Why? Why should you have to confess all your sins to your children? What types of behavior that are destructive to the marriage should be shared? If one spouse is an epic bitch who constantly puts down the other, which makes the marriage near unbearable, should this be confessed? I suppose one should say to little Timmy, “Your mother/father is incredibly vile to me, and puts me down and calls me name. It is making us miserable, and is taking a toll on our marriage” Or is infidelity the only thing that needs to be shared with the kids?

Well, I think if it’s upsetting the marriage, then yes. But if it happened when the kid was too young to really be aware or before they were born, then no. As MeanOldLady said, do you confess all your sins to your kids? If you neglected your wife/husband, is that a sin to confess? I mean, yeah, there are some things that you may need to confess. But I don’t think an affair necessarily falls into one. I never noticed anything amiss when my parents were growing up. What good would it do for me to learn about it now?

I’m going for “whatever age one parent decides to leave for the latest squeeze.” Otherwise, I don’t see that telling kids all the gory details is helpful to anybody. God knows I wish my mom hadn’t told me about Dad’s affair when I was a teenager, if only because she then started telling me about how she first got suspicious because of various changes in their sex life. Mainly, though, it’s because a significant part of me hated him for it for years after that and if I’m 100% honest with myself, a tiny part of me still kind of does. And it’s not like my respect for her shot into the stratosphere for trying to make a 15-year-old kid her sexual confidante. She wouldn’t have wanted to hear or talk about her parents’ sex life, ffs.

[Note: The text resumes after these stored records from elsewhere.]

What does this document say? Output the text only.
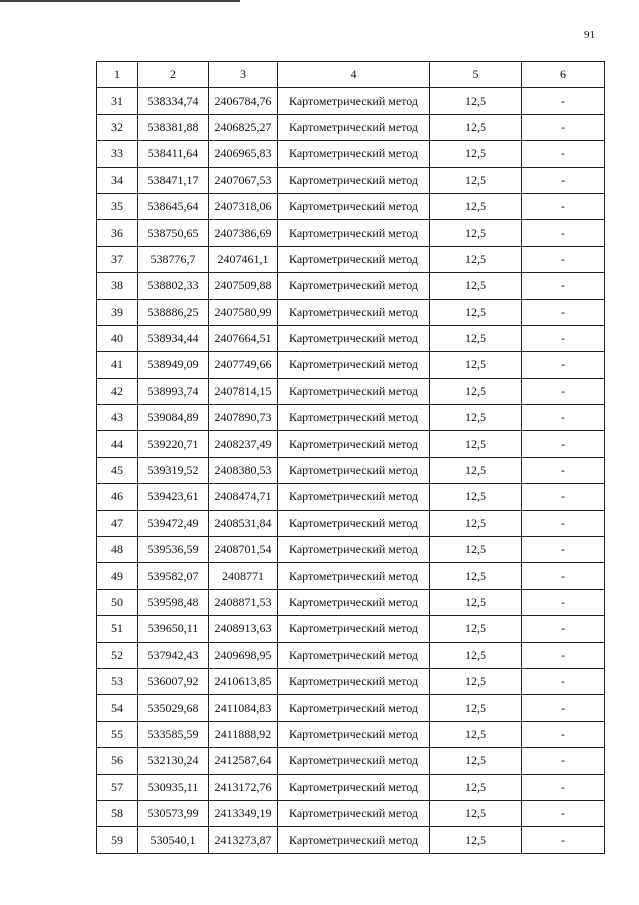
91
1	2	3	4	5	6
31	538334,74	2406784,76	Картометрический метод	12,5	-
32	538381,88	2406825,27	Картометрический метод	12,5	-
33	538411,64	2406965,83	Картометрический метод	12,5	-
34	538471,17	2407067,53	Картометрический метод	12,5	-
35	538645,64	2407318,06	Картометрический метод	12,5	-
36	538750,65	2407386,69	Картометрический метод	12,5	-
37	538776,7	2407461,1	Картометрический метод	12,5	-
38	538802,33	2407509,88	Картометрический метод	12,5	-
39	538886,25	2407580,99	Картометрический метод	12,5	-
40	538934,44	2407664,51	Картометрический метод	12,5	-
41	538949,09	2407749,66	Картометрический метод	12,5	-
42	538993,74	2407814,15	Картометрический метод	12,5	-
43	539084,89	2407890,73	Картометрический метод	12,5	-
44	539220,71	2408237,49	Картометрический метод	12,5	-
45	539319,52	2408380,53	Картометрический метод	12,5	-
46	539423,61	2408474,71	Картометрический метод	12,5	-
47	539472,49	2408531,84	Картометрический метод	12,5	-
48	539536,59	2408701,54	Картометрический метод	12,5	-
49	539582,07	2408771	Картометрический метод	12,5	-
50	539598,48	2408871,53	Картометрический метод	12,5	-
51	539650,11	2408913,63	Картометрический метод	12,5	-
52	537942,43	2409698,95	Картометрический метод	12,5	-
53	536007,92	2410613,85	Картометрический метод	12,5	-
54	535029,68	2411084,83	Картометрический метод	12,5	-
55	533585,59	2411888,92	Картометрический метод	12,5	-
56	532130,24	2412587,64	Картометрический метод	12,5	-
57	530935,11	2413172,76	Картометрический метод	12,5	-
58	530573,99	2413349,19	Картометрический метод	12,5	-
59	530540,1	2413273,87	Картометрический метод	12,5	-
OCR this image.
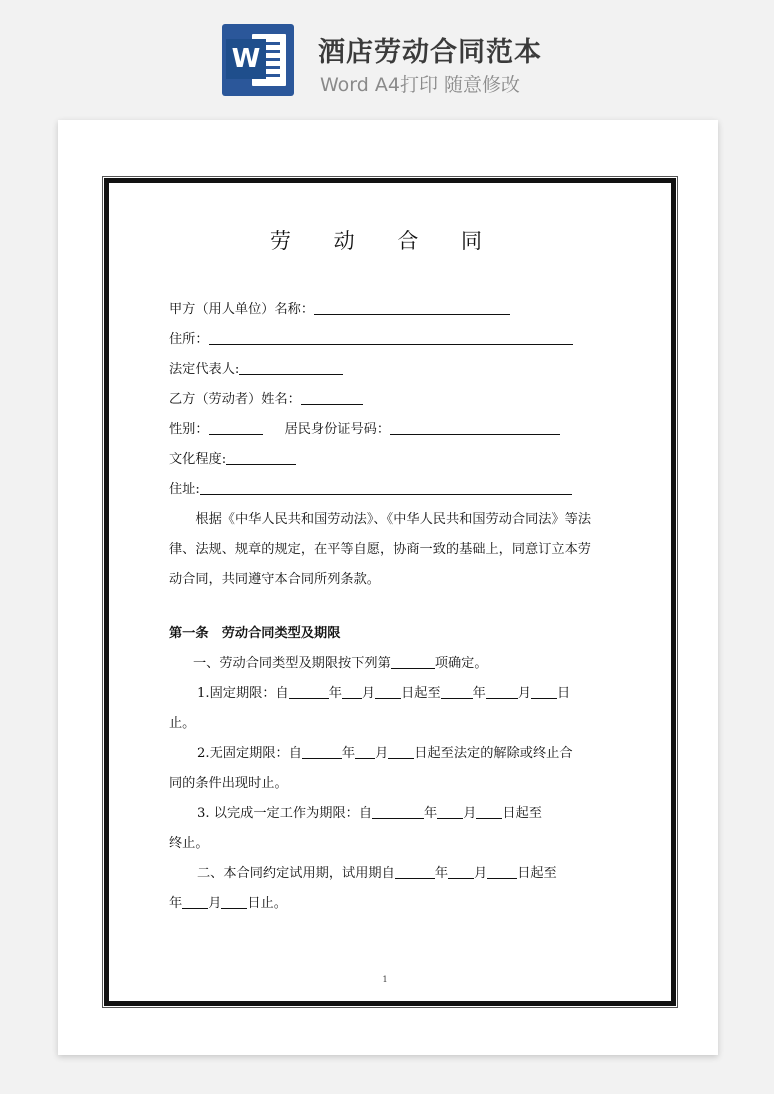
W 酒店劳动合同范本
Word A4打印 随意修改
劳 动 合 同
甲方（用人单位）名称：
住所：
法定代表人:
乙方（劳动者）姓名：
性别：	居民身份证号码：
文化程度:
住址:
根据《中华人民共和国劳动法》、《中华人民共和国劳动合同法》等法律、法规、规章的规定，在平等自愿，协商一致的基础上，同意订立本劳动合同，共同遵守本合同所列条款。
第一条　劳动合同类型及期限
一、劳动合同类型及期限按下列第	项确定。
1.固定期限：自	年 月 日起至 年 月 日
止。
2.无固定期限：自	年 月 日起至法定的解除或终止合
同的条件出现时止。
3. 以完成一定工作为期限：自	年 月 日起至
终止。
二、本合同约定试用期，试用期自	年 月 日起至
年 月 日止。
1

I knew they were having problems related to him working out of town all the time and almost never being home. That was all I needed to know, frankly. Kids need to know that you’re not getting along very well right now, but it’s nothing to do with them, and that’s all they really need (or usually want) to know.

Truly unimportant nitpick…

I think you are thinking of the younger brother, Maxon. The older, Charles, committed suicide in 1994.

Was Maxon the one who sat on a bed of nails and admitted to groping women?

Yep - at least the bed of nails thing ( I don’t doubt the gropings, I just don’t recall ). He was also the one who would do the old fakir trick of swallowing one end of a long strip of cloth and have the other end exiting the anus, while there was still some unswallowed. Good for cleansing the old GI tract, doncha know :rolleyes:.

His older brother Charles may have technically been crazier ( out and out schizophrenic ), but he came off as rather less…nutty, if you get my meaning. A talented, intelligent, seemingly gentle guy, who was just very ill.

During my early twenties my father had an affair which my mother knew about and initially tolerated (unwillingly) but which eventually resulted in their divorce.

As I was living away from home, I generally spent time with them together and I assumed the hugely tense atmosphere and my mother’s general demeanour of fury and misery was because she was angry with me. For this reason it would have been useful to know that they weren’t getting on and that I wasn’t the problem.

However, I really did not need to hear all the detail she wanted to tell me about the affair and the break up on the pretext of “I just think you should know what he’s done”. Her expectation that I would take her side and listen to her accounts of what a bastard he was hugely damaged our relationship and it has taken a long, long time to rebuild.